Hilde Nafstad - SVP and Head of IR
Last question before we wrap up comes from Oyvind Hagen from ABG Sundal Collier. Please go ahead, Oyvind.
Oyvind Hagen - Analyst
Yes, thank you. On Johan Sverdrup, you are now mentioning that you're hoping to reach a recovery factor of close to 70%. Is that something that's already baked into your resource guidance that you have provided, or is that upside from the figures that you have published?
Margareth Ovrum - EVP, Technology, Projects and Drilling
I haven't disclosed the figure for what we are putting into there, the concept selection -- and it's obviously not 70%. I just said from our experience from increasing the recovery rate from 32.50% on average, we -- and I know that if we work with that, this is very, very good oil. And the reservoir is good. And I believe that we can -- if we work with that over the lifetime, we can manage to get almost a 70% recovery rate.
Oyvind Hagen - Analyst
Thank you.
Hilde Nafstad - SVP and Head of IR
Thank you very much. And we'll have to wrap up for today. And I will -- before we all leave, I will leave the floor to our CEO, Helge Lund, again to wrap it all up. Please, Helge.
Helge Lund - President and CEO
Thank you, Hilda. And first of all thank you to all of you for being patient and being here for so many hours. We really appreciate this opportunity to talk about what we are trying to achieve in Statoil.
I will not go into detail in a detailed summary, but I think the message that we're trying to get across is, one, that we will pursue within the same strategic framework as we have done before. We will grow. We'll focus on upstream, and we'll use technology as an important part of leveraging value moving forward.
Secondly, we have been quite specific in the framework that we will deliver on over the next three years to provide you with more granularity and certainty around targets and objectives that we are working towards. And the key objective for us has been to identify a better balance, given the industry environment of providing growth, and at the same time deliver value -- both in our operations, but also in terms of servicing the shareholders directly.
We have not today paid a lot of attention to talking about the long-term. I think you see that we have a very strong resource base. We have very strong projects. We have told you that 40% of the CapEx actually from now into 2016 is actually for projects following after 2016. So my best assessment and judgment is that we have an approach and a resource base that will give the opportunity for growth and development much beyond the term over the next decade. And then we have to look at what speed do we develop these resources as the market and industry is developing.

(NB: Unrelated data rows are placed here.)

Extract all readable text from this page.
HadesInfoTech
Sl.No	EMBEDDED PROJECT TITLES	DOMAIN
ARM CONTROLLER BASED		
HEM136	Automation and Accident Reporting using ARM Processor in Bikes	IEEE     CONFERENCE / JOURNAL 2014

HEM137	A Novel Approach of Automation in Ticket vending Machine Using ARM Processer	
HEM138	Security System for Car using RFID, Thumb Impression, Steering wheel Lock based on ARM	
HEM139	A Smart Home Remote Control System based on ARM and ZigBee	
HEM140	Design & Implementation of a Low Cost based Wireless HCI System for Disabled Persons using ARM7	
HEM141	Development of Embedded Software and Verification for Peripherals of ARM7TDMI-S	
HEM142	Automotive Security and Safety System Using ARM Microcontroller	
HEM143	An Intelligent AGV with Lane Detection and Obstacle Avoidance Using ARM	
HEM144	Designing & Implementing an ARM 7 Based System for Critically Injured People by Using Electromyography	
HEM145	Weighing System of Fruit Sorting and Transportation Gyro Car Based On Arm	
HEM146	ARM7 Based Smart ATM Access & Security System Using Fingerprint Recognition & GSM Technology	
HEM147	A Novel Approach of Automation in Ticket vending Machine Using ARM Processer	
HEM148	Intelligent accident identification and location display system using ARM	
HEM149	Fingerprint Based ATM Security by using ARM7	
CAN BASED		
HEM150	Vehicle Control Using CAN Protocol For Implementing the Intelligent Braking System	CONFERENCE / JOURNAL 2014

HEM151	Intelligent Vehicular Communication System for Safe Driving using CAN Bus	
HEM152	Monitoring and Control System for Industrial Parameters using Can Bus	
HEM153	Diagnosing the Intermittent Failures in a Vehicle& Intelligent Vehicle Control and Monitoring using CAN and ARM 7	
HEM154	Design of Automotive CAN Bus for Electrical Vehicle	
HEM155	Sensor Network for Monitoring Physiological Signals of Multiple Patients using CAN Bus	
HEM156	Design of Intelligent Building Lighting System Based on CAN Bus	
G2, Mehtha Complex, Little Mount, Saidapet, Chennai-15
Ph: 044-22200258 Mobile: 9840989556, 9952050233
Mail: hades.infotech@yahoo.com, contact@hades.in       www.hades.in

Then our team, of course, will engage with you extensively over the next few weeks, and whenever you have questions or issues that you want to address, because there are many things that we cannot address in a short session like this. But I will not be available next week, because people make strategy happen. It's not made by a presentation, by executives.

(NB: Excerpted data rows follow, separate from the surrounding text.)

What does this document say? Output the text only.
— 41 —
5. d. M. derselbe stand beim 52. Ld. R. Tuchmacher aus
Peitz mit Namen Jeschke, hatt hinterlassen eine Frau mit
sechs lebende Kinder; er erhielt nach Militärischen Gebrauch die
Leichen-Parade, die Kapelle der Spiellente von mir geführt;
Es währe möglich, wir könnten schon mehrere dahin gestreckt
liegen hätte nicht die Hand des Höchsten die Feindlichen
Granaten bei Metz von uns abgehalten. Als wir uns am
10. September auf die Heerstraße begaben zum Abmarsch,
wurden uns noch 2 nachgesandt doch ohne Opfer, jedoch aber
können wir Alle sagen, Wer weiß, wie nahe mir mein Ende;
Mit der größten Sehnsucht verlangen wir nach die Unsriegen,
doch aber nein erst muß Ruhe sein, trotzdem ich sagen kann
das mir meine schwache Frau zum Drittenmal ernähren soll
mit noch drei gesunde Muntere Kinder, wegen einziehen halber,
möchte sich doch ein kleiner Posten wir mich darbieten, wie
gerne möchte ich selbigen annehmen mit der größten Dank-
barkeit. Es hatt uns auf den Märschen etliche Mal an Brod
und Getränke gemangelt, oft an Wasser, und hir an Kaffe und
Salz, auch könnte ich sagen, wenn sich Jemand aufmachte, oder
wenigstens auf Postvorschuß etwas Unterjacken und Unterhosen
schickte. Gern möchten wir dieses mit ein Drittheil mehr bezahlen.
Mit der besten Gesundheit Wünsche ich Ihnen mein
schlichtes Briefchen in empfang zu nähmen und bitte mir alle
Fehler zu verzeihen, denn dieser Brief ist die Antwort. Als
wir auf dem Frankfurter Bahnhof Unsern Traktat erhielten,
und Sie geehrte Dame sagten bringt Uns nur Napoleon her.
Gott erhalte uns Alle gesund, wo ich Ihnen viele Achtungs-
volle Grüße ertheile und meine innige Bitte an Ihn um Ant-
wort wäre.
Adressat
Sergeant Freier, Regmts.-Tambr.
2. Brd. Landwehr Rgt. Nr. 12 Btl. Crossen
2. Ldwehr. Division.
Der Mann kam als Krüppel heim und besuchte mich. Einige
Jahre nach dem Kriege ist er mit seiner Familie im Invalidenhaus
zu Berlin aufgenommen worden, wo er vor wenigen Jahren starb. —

So this morning, I sent a letter to 2,000 leaders in Statoil outlining what we intend to do over the next few years. I also had I think a 10 minutes webcast to all our employees in Statoil this morning to set out the new framework.

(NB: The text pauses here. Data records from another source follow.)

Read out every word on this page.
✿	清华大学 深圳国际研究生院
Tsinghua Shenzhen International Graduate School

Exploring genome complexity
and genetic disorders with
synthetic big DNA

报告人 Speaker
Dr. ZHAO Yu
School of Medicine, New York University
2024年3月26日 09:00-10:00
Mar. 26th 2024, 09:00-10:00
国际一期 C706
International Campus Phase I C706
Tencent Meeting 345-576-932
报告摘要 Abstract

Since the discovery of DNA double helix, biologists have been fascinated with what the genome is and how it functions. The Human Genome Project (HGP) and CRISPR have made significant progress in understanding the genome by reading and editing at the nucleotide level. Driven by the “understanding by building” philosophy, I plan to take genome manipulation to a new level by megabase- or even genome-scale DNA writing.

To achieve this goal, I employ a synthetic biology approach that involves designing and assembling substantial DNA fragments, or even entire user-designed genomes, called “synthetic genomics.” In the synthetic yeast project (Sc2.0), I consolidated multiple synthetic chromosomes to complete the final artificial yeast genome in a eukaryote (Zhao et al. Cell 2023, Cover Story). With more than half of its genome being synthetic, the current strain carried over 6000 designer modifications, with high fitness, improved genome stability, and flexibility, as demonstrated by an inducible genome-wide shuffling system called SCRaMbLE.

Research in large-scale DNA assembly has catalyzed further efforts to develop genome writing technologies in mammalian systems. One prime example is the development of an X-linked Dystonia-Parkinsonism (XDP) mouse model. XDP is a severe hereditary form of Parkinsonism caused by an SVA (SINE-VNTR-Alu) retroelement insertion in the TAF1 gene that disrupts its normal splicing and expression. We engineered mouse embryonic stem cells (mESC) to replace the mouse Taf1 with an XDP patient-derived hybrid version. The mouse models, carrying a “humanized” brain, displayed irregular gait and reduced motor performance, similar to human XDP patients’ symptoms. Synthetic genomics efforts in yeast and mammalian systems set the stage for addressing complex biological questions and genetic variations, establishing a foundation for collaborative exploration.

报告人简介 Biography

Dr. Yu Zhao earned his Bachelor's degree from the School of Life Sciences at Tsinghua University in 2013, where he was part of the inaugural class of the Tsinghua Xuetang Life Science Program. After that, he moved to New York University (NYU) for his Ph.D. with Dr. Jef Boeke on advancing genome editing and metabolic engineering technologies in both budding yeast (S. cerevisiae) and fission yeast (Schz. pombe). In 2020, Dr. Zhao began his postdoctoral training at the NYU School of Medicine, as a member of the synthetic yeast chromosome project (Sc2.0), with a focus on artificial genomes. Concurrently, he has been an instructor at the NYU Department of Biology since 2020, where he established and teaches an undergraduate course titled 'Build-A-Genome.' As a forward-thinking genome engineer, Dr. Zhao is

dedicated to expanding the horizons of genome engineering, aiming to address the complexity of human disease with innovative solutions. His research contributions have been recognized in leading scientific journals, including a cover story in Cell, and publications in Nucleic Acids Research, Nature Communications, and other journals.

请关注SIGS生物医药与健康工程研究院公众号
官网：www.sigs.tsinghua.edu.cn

Next week, I will spend most of my time meeting with my people in town hall meetings in Oslo, in Stavanger, in Bergen. And I will meet with 600 leaders within Margareth's unit, because they are essential in order to deliver on the improvements that we have talked about today.
And the day after, I'll meet with Tim's team as well, to make sure that everyone understands, and we can discuss extensively in a broader way than we have been able to do so far, due to all the restrictions for a publicly-listed company, to make sure that we have full force behind the execution of the plan.
So I leave it with that. And again, thank you for your patience. Thank you for coming. And look forward to engage with you as we move forward. Thank you.